By Eva Emerson
SAN DIEGO, Calif. – Chatter between bacterial cells may stall healing of skin wounds, and sabotaging that chitchat could offer another way to battle infection, new research suggests.
Making Pseudomonas aeruginosa deaf to the molecular signals that the bacteria use to talk to each other would offer a kind of antibiotic therapy that doesn’t kill bacterial cells but rather strikes at their ability to attack human cells en masse, Jasper Jacobsen of the Statens Serum Institute in Copenhagen said May 24 at a meeting of the American Society for Microbiology.
When P. aeruginosa infects human tissue, the bacteria coordinate their offensive using a language called quorum sensing. As the number of bacteria present grows, signaling molecules involved in quorum sensing build up, eventually binding with proteins encoded by two quorum sensing master genes: lasR and rhlR. This binding switches on hundreds of other virulence genes, producing a bevy of disease-causing proteins. The two genes are also involved in the creation of a biofilm – connected layers of bacterial growth that are harder for the immune system to combat than free-floating microbes.
Jacobsen and colleagues compared secretions released by a normal strain of P. aeruginosa with those from a strain in which the two quorum sensing genes had been turned off. “We wanted to see whether this ‘language’ could impair wound healing in cells,” he said.
The researchers arranged human skin cells in lab dishes with a gap in the middle to model a skin gash. Secretions from the normal bacteria reduced the ability of skin cells to move in and fill the gap, a key process in wound healing called migration, substantially more than secretions from the strain with disabled quorum sensing genes.
Most affected were cells called keratinocytes, which form the outermost layer of skin. In these, normal strain secretions led to substantially less cell migration – about 55 percent wound closure compared with 75 percent for the strain with impaired quorum sensing. The normal strain also decreased migration of fibroblast cells, which are abundant in the skin layer below, but to a lesser extent. Neither strain affected cell growth or the migration of endothelial cells, which are found in the deepest skin layer.
The signals used by the bacteria to talk to each other leads to the production of many virulence proteins, which are secreted into the environment around the cell, Jacobsen said, and “affect the closing of the gap in the wound.”
Pseudomonas aeruginosa is a leading cause of opportunistic infections in people, including in wounds healing after operations and in burns. Multidrug-resistant strains of the microbe are a problem in many hospitals. For the last decade researchers have discussed designing drugs that target the quorum sensing system as a way to battle the pathogen, said Pete Greenberg, a microbiologist at the University of Washington in Seattle.
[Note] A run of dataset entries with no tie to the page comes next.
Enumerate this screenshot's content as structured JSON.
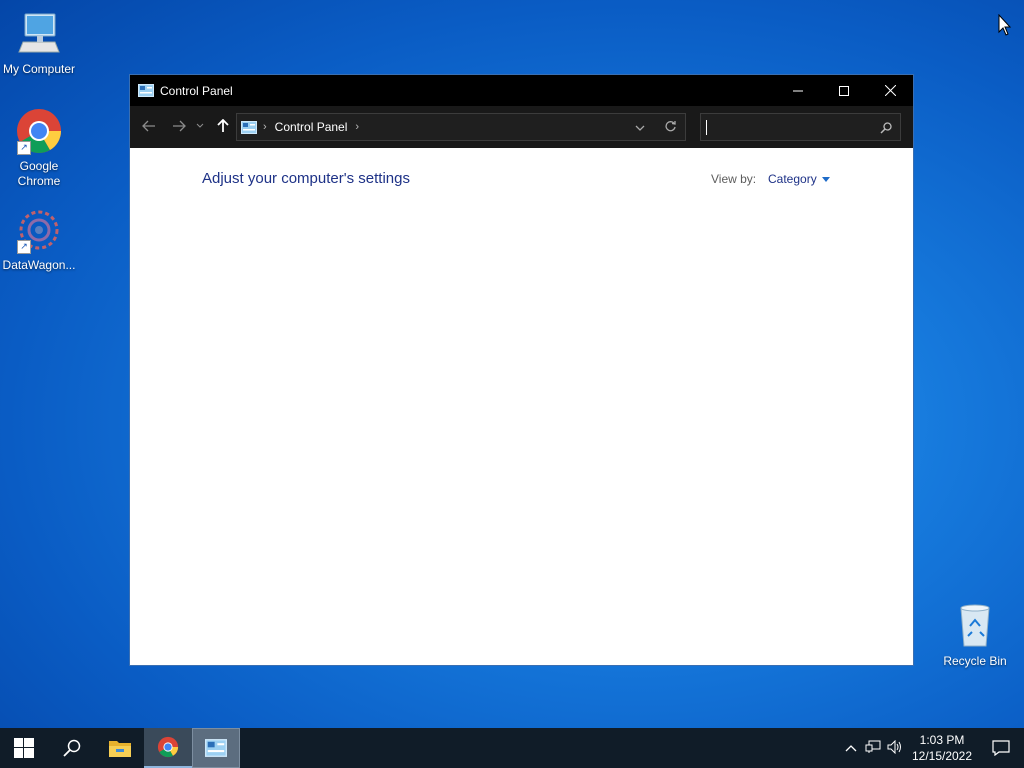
{
  "desktop": {
    "icons": [
      {
        "label": "My Computer"
      },
      {
        "label": "Google Chrome"
      },
      {
        "label": "DataWagon..."
      },
      {
        "label": "Recycle Bin"
      }
    ]
  },
  "window": {
    "title": "Control Panel",
    "address": {
      "segment": "Control Panel"
    },
    "search": {
      "value": "",
      "placeholder": ""
    },
    "heading": "Adjust your computer's settings",
    "view_by_label": "View by:",
    "view_by_value": "Category"
  },
  "taskbar": {
    "time": "1:03 PM",
    "date": "12/15/2022"
  },
  "colors": {
    "desktop_bg": "#1679dc",
    "titlebar_bg": "#000000",
    "toolbar_bg": "#191919",
    "link_text": "#1e3287",
    "taskbar_bg": "#101c28"
  }
}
In Pseudomonas, those two genes help regulate the production of a battery of compounds that promote infection, he said. A number of candidate drugs designed to target the proteins encoded by these genes are now under study.
Greenberg said the new study is the first he is aware of that looked specifically at wound healing and the quorum sensing system.
“They showed it blocks wound healing, at least in a petri dish,” he said. “Now they need to try to use some of the experimental inhibitors to see if that [would restore] healing.” If so, combining this approach with a more traditional antibiotic might help battle the worst infections.
Microbiologist Barbara Iglewski of the University of Rochester Medical Center in New York agrees that the study “is a nice starting place.” But, she says, to create a useful drug, researchers still need to pinpoint which of the many proteins in the mix exuded by the bacteria is actually inhibiting cell migration during healing.